Question

How do you convert `(y = 2 + x)` to parametric equation?

Answer 1

`l->{(x = 0+lambda),(y = 2+lambda):}` for `lambda in RR`

Explanation:

The general line equation in `RR^2` is

`l->ax+by+c=0`

this equation can be arranged as

`l-> << vec n, p-p_0>> = 0` where

`vec n = {a,b}`, `p = {x,y}` a line generic point, and `p_0={x_0,y_0}` a line given point.

The determination of `p_0` is straightforward,
comparing

`ax+by+c=0` with
`a(x-x_0)+b(y-y_0) = 0` concluding

`-a x_0-b y_0 = c`

then supposing that `b ne 0` and fixing `x_0=0` we get `y_0=-c/b` so

`p_0={0,-c/b}`

Now, the parametric representation.

We have a line point which is `p_0` and an orthogonal vector `vec n` to the line direction. We need a vector `vec v` in the line direction, so choosing `vec v` such that `norm(vec v) > 0` and `<< vec n, vec v>> = 0`. Choosing `vec v = {b,-a}` then `<< vec n, vec v>> = b a-a b = 0`.

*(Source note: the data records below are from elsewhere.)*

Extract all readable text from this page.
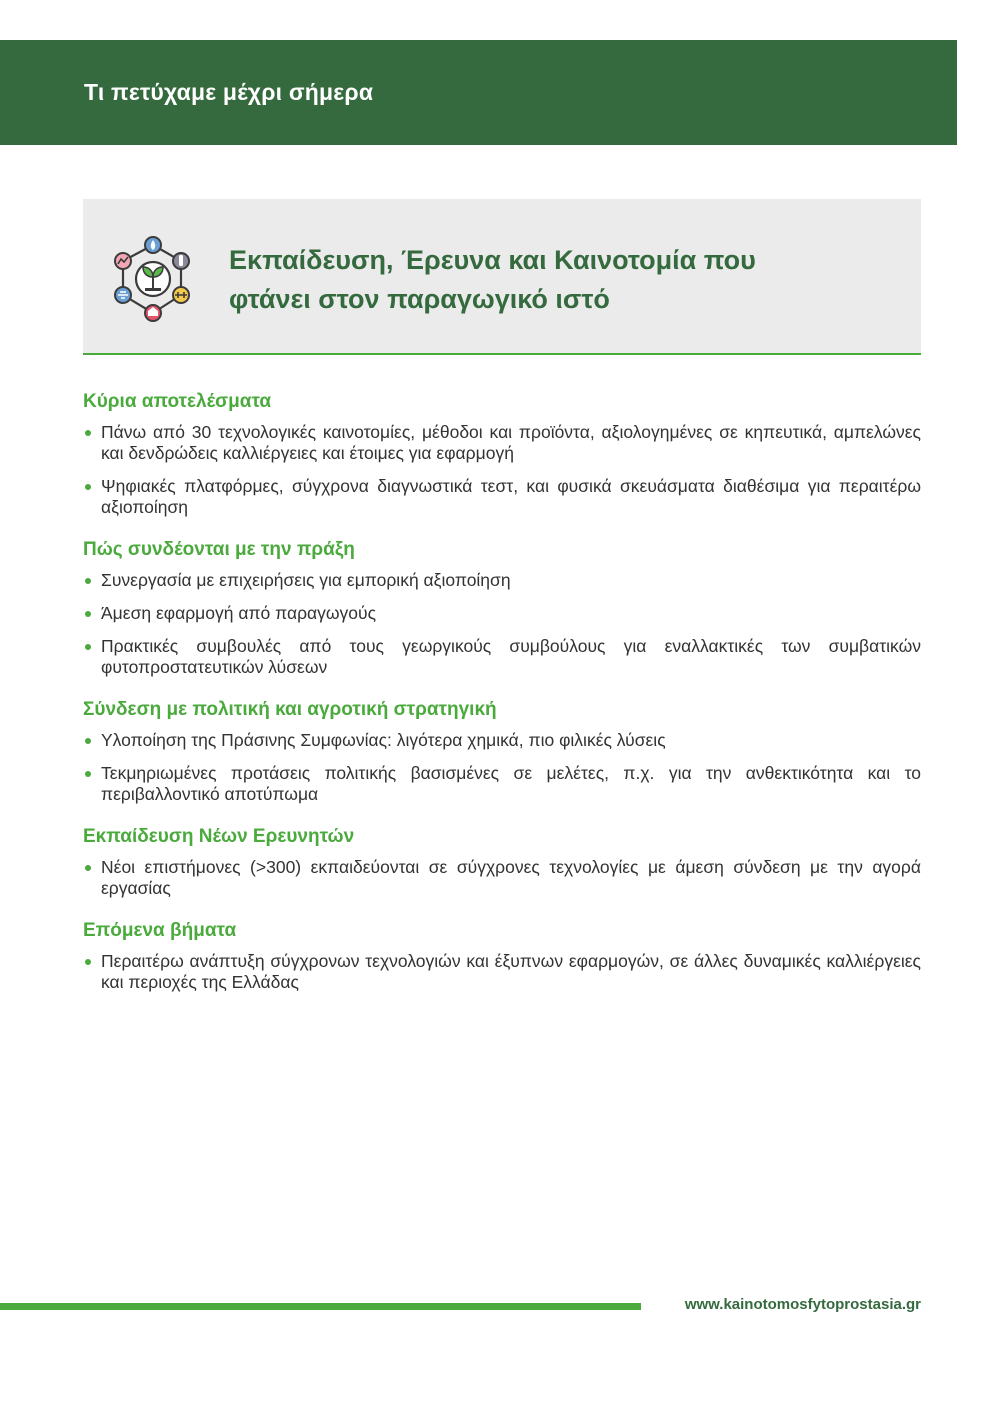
Τι πετύχαμε μέχρι σήμερα
Εκπαίδευση, Έρευνα και Καινοτομία που
φτάνει στον παραγωγικό ιστό
Κύρια αποτελέσματα
Πάνω από 30 τεχνολογικές καινοτομίες, μέθοδοι και προϊόντα, αξιολογημένες σε κηπευτικά, αμπελώνες και δενδρώδεις καλλιέργειες και έτοιμες για εφαρμογή
Ψηφιακές πλατφόρμες, σύγχρονα διαγνωστικά τεστ, και φυσικά σκευάσματα διαθέσιμα για περαιτέρω αξιοποίηση
Πώς συνδέονται με την πράξη
Συνεργασία με επιχειρήσεις για εμπορική αξιοποίηση
Άμεση εφαρμογή από παραγωγούς
Πρακτικές συμβουλές από τους γεωργικούς συμβούλους για εναλλακτικές των συμβατικών φυτοπροστατευτικών λύσεων
Σύνδεση με πολιτική και αγροτική στρατηγική
Υλοποίηση της Πράσινης Συμφωνίας: λιγότερα χημικά, πιο φιλικές λύσεις
Τεκμηριωμένες προτάσεις πολιτικής βασισμένες σε μελέτες, π.χ. για την ανθεκτικότητα και το περιβαλλοντικό αποτύπωμα
Εκπαίδευση Νέων Ερευνητών
Νέοι επιστήμονες (>300) εκπαιδεύονται σε σύγχρονες τεχνολογίες με άμεση σύνδεση με την αγορά εργασίας
Επόμενα βήματα
Περαιτέρω ανάπτυξη σύγχρονων τεχνολογιών και έξυπνων εφαρμογών, σε άλλες δυναμικές καλλιέργειες και περιοχές της Ελλάδας
www.kainotomosfytoprostasia.gr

Finally, the parametric line equation is

`l->p = p_0 + lambda vec v` with `lambda in RR`

In the present case

`l->-x+y-2=0`

`p_0 = {0,-c/b} = {0,-((-2)/1)}`
`vec n = {-1,1}->vec v = {1,1}`

then

`l->{(x = 0+lambda),(y = 2+lambda):}`

Answer 2

see below

Explanation:

parametrising a straight line is a bit of a waste of time unless you have an idea as to why you would want to do that.

or, put another way, the idea behind parameterisation is that you reduce the independent variables. in Cartesian x-y, it really kinda misses the point.